Federal grant helps CWU geology and PNW research

Kejuan Coleman, Staff Reporter

CWU and six other west-coast universities have recently been a part of a $3.7 million grant from the United States Geological Survey. This grant, which was finalized late last summer, is for the development of a more defined earthquake alert system, called “ShakeAlert”, that would help to predict and read oncoming earthquakes before they arrive.

Of the full grant, $441 thousand will be invested into CWU’s ShakeAlert system, which will primarily develop and refine the system. CWU’s contributions include analyzing local GPS stations in real time, developing resilient systems that can observe and survive the earthquakes, and further ShakeAlert’s programming, which has been continually in developed for the last ten years.

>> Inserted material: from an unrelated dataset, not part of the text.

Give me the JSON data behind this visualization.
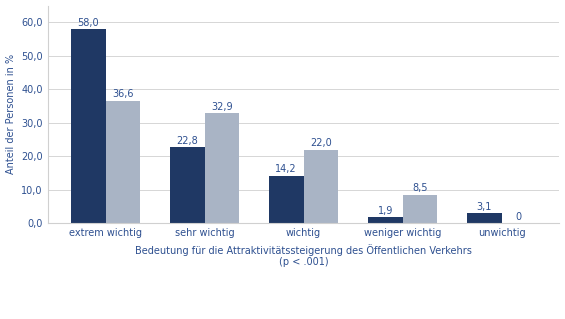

“This is an ambitious undertaking, and we are pleased that the Pacific Northwest Geodetic Array (PANGA) and the CWU Geodesy lab can contribute to it,” CWU Geologic Sciences Professor said in an interview with Public Affairs.

With the world still recovering from the earthquake that hit Mexico City, many are still wondering if the Pacific Northwest has the capability to mitigate damage that would impact the greater salish sea, or even predict it.

Around Washington schools, there have been more worries about multiple schools with structures that are not safe and have a possibility of collapsing. One in three Washington schools live in a quake-prone area and attend class in buildings constructed before seismic codes were even adopted, according to a Seattle Times analyst.

Governor Inslee and his team have stated in a report by the governor that infrastructure reinforcement is low on his priority list. The governor’s Resilient Washington Subcabinet released a “to-do” list that shows how low on the list these repairs are, according to a Seattle Time analyst. Higher on the list are drills for public schools and funding for programs that offer a quicker and less expensive fix.

The big reason new buildings aren’t on the top of the list for public investment is because they would take too much time and money to rebuild the structure of most of the schools with a modest price of $15 Million to accomplish. For Washington and the possibility of an earthquake, “Washington faces the second-highest earthquake risk in the U.S., after California.

The Federal Emergency Management Agency estimates that a magnitude 9 megaquake and tsunami from the offshore Cascadia Subduction Zone could claim more than 10,000 lives across the pacific northwest and cause more than $80 billion in damage.